Pick-up Truck Accessories that are Actually UsefulEagle Ridge GM Feb 3rd, 2017
Believe us – we love a jacked-up truck with chunky, knobby mud tires, a snorkel kit, and smokestack exhausts – but is any of that garb actually useful on a day-to-day basis? Unless your daily commute involves traversing a swamp, not likely. Heading to the store to pick up milk and eggs in a truck that resembles a Transformer is cool, but those add-on’s are largely unnecessary and can be hugely expensive.
We recommend investigating the plethora of aesthetic and mechanical truck accessories that serve more practical purposes. At the end of the day, they’ll save you money, increase the value of your truck, and maintain that additional level of increased capability and cool-factor.

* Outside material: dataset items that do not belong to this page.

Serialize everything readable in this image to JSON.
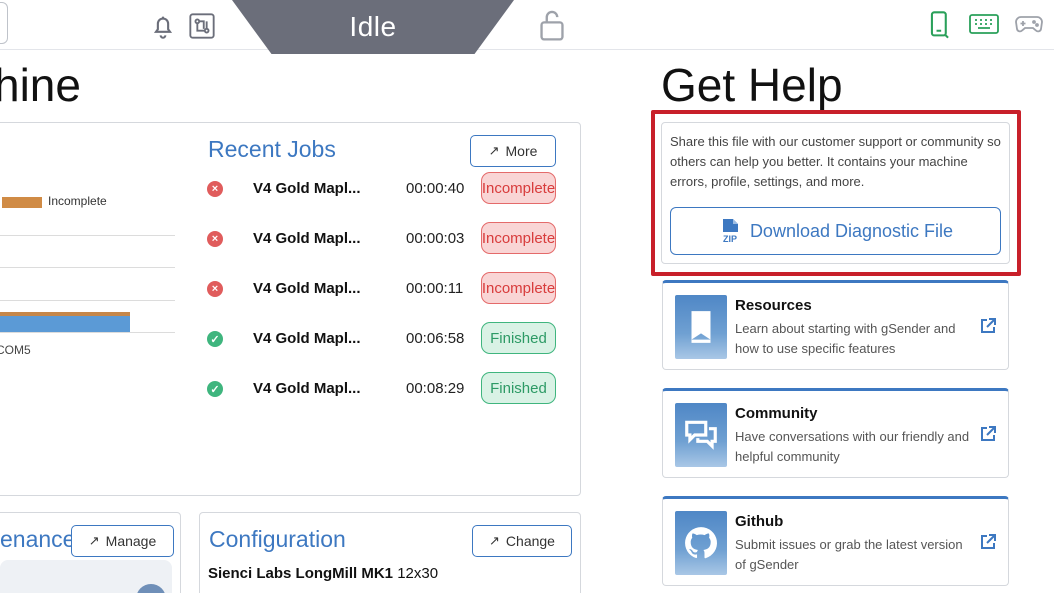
{
  "topbar": {
    "state_label": "Idle",
    "icons": [
      "bell-icon",
      "circuit-icon",
      "lock-icon",
      "phone-icon",
      "keyboard-icon",
      "gamepad-icon"
    ],
    "active_color": "#2aa05a",
    "inactive_color": "#6b6e7a"
  },
  "machine": {
    "heading": "hine",
    "stats": {
      "legend_label": "Incomplete",
      "axis_label": "COM5"
    },
    "recent_jobs": {
      "title": "Recent Jobs",
      "more_label": "More",
      "jobs": [
        {
          "name": "V4 Gold Mapl...",
          "time": "00:00:40",
          "status": "Incomplete"
        },
        {
          "name": "V4 Gold Mapl...",
          "time": "00:00:03",
          "status": "Incomplete"
        },
        {
          "name": "V4 Gold Mapl...",
          "time": "00:00:11",
          "status": "Incomplete"
        },
        {
          "name": "V4 Gold Mapl...",
          "time": "00:06:58",
          "status": "Finished"
        },
        {
          "name": "V4 Gold Mapl...",
          "time": "00:08:29",
          "status": "Finished"
        }
      ]
    },
    "maintenance": {
      "title": "enance",
      "manage_label": "Manage"
    },
    "configuration": {
      "title": "Configuration",
      "change_label": "Change",
      "machine_name": "Sienci Labs LongMill MK1",
      "machine_size": "12x30"
    }
  },
  "help": {
    "heading": "Get Help",
    "diagnostic": {
      "text": "Share this file with our customer support or community so others can help you better. It contains your machine errors, profile, settings, and more.",
      "button_label": "Download Diagnostic File",
      "icon_label": "ZIP"
    },
    "resources": [
      {
        "title": "Resources",
        "description": "Learn about starting with gSender and how to use specific features",
        "icon": "book-icon"
      },
      {
        "title": "Community",
        "description": "Have conversations with our friendly and helpful community",
        "icon": "chat-icon"
      },
      {
        "title": "Github",
        "description": "Submit issues or grab the latest version of gSender",
        "icon": "github-icon"
      }
    ]
  },
  "colors": {
    "accent": "#3d78c1",
    "highlight_frame": "#c8202a",
    "incomplete": "#d83c3c",
    "finished": "#2d9a65"
  }
}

A 2 or 6-inch lift kit is one of the most popular aesthetic add-on’s that pickup drivers sometime covet as the holy grail of accessories. They not only give you additional ground-clearance for potential off-roading, and even extreme winter conditions but they look great, too.
A viable alternative to a lift kit is a suspension leveling kit that raised the front end of your truck to meet the suspension height of the box. They improve the balance of the vehicle while driving, come in a multitude of measurements, and are much more cost-efficient. They do a great job of achieving the lifted look without the excess height that makes it tough for the rest of the family to jump in.
When we replace our factory tires, many drivers opt to buy bigger tires for their truck as a kind of natural progression. There’s nothing better than trying out your new winter tires or all season explorers in the dirt, on the beach, or in the fields. The trouble comes when your new tires end up kicking up stones, debris and dirt all over your vehicle causing big damage to the paint finish of your vehicle. Paint chips and dings translate into rust and body repairs down the road.
Fender flares provide protection to the finish of your truck’s paint, as well as the structural integrity of your body panels. Further, they give your vehicle an incredible, complete look when those new tires end up sticking out beyond the factory fenders of your truck’s stock box. Some models can also increase the aerodynamics of your vehicle and help to reduce wind resistance and road-noise.
Aftermarket light bars are great ways to combat the night when you’re driving on a deserted backroad. They’re also of great help to other drivers should you stumble across someone in need of some roadside help. A word to the wise: not all of them can be used on public roads as replacements to factory headlights, so use discretion and find out what’s allowed where you live.
Having a powerful light bar to project a few extra lumens can help sticky situations less demanding – plus, they look great. LED lightbars in particular help to increase the visibility of your vehicle at night improving driver safety. Some light bars are beautifully integrated to stock bumpers and rooflines to minimize the aftermarket look and streamline your vehicle’s aesthetic appeal.
You bought your truck because you need a truck, plain and simple. What use is a truck with a corroded, scratched and unfunctional truck bed?
Adding a spray-in bedliner to your truck is one of the most beneficial accessories you can invest in. They all but eliminate rusting and corrosion in the truck bed, a particular concern if you live in a region that experiences ample amounts of rain or you live by the ocean, in which case salt in the air can cause premature deterioration of your truck’s bed.
Spray-in bedliners are heavy-duty alternatives to the plastic factory inserts that come with some models of trucks. Spray-in liners eliminate the damaging effects of scratches and damage caused to your truck bed when you use it for trucky things. Having a tough spray-in bedliner is hugely practical and can help to prolong the most taxed part of your truck.
Hitches, Winches, Tow Straps
It’s an unwritten rule of truck ownership that should you have the capability to help others on the road, you help them. When you own a truck with 4WD and you inevitably come across someone in need of some help, whether that be a tow, or a winch out of a tight spot, having the right gear handy in your truck is paramount to being able to help them – and yourself. Consider it your civic duty as a pickup owner.
Hitches are part and parcel of owning a truck, so make sure that you have a hitch that features a few different sizes of ball so you can help people out, and adapt to towing different sized loads yourself – your landscaping trailer, boat and fifth wheel RV all probably have different sized ball hitches.
Tow straps are inexpensive and hugely beneficial things to have in your truck. They allow you to hook up to another vehicle and pull – or be pulled – out of a jam easily. They can hold many thousands of pounds and roll up into a small package for easy storage. Similarly, winches provide the same type of support, but can be used to help when there isn’t much room to move. They’re also critical for those who live in areas where help may not come along. Having a winch allows you to pull yourself out of a ditch, or into safety should you need it.